Podemos plantear la existencia de una gran conexión entre todos estos modelos (el proyecto de habilidades para la vida, el informe Warnock, el paradigma de apoyos individualizados, los modelos de calidad de vida y autodeterminación) y percatarnos del fin común que persiguen: la felicidad. Planteando unos mismos objetivos como son la igualdad, la participación activa en la sociedad y la excelencia, dando lo mejor de uno mismo para poder alcanzar los mejores resultados posibles, siempre dentro de nuestras posibilidades. Pero sobre todo, conseguir una calidad social que nos permita desarrollarnos como individuos, capaces de decidir por sí mismos, actuando desde el respeto y siendo capaces de expresarse de manera asertiva. Implantar este modelo en la escuela, creando una educación más humanizadora, promoviendo comportamientos positivos y ayudando a prevenir comportamientos de riesgo, resulta clave para enfocar este programa hacia el éxito y ayudar a los ciudadanos a conseguir la plenitud.

Este proyecto continúa vigente en la actualidad, podemos observar que dos de las ocho Competencias Básicas del currículum están relacionadas con estas habilidades para la vida:

  • Competencia social y ciudadana: relacionada con las habilidades de empatía, comunicación asertiva, relaciones interpersonales y la solución de problemas y conflictos.
  • Competencia para la autonomía e iniciativa personal: relacionada con habilidades como el autoconocimiento, la toma de decisiones, el pensamiento creativo y el pensamiento crítico.

Es importante que el profesorado conozca estas habilidades y las tenga integradas, de manera que pueda predicar con el ejemplo.
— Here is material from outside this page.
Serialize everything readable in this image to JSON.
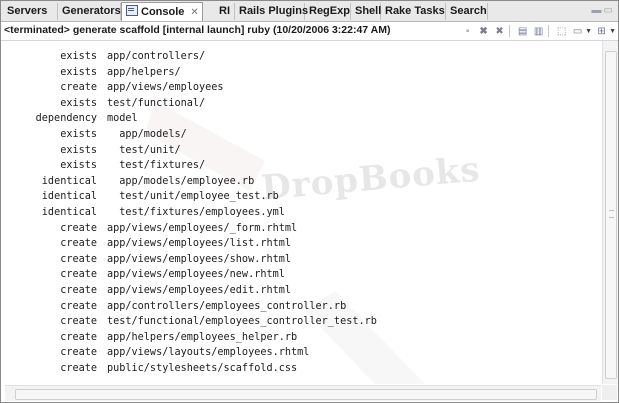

Un profesor que carece de empatía, difícilmente podrá inculcar en sus alumnos esta habilidad. Por otro lado, si los maestros y maestras comenzaran a disponer de estas habilidades y llevarlas a cabo en su desempeño profesional, podríamos decir, que el “malestar docente” (estrés, depresión…) sería un sentimiento prácticamente inexistente en el sector.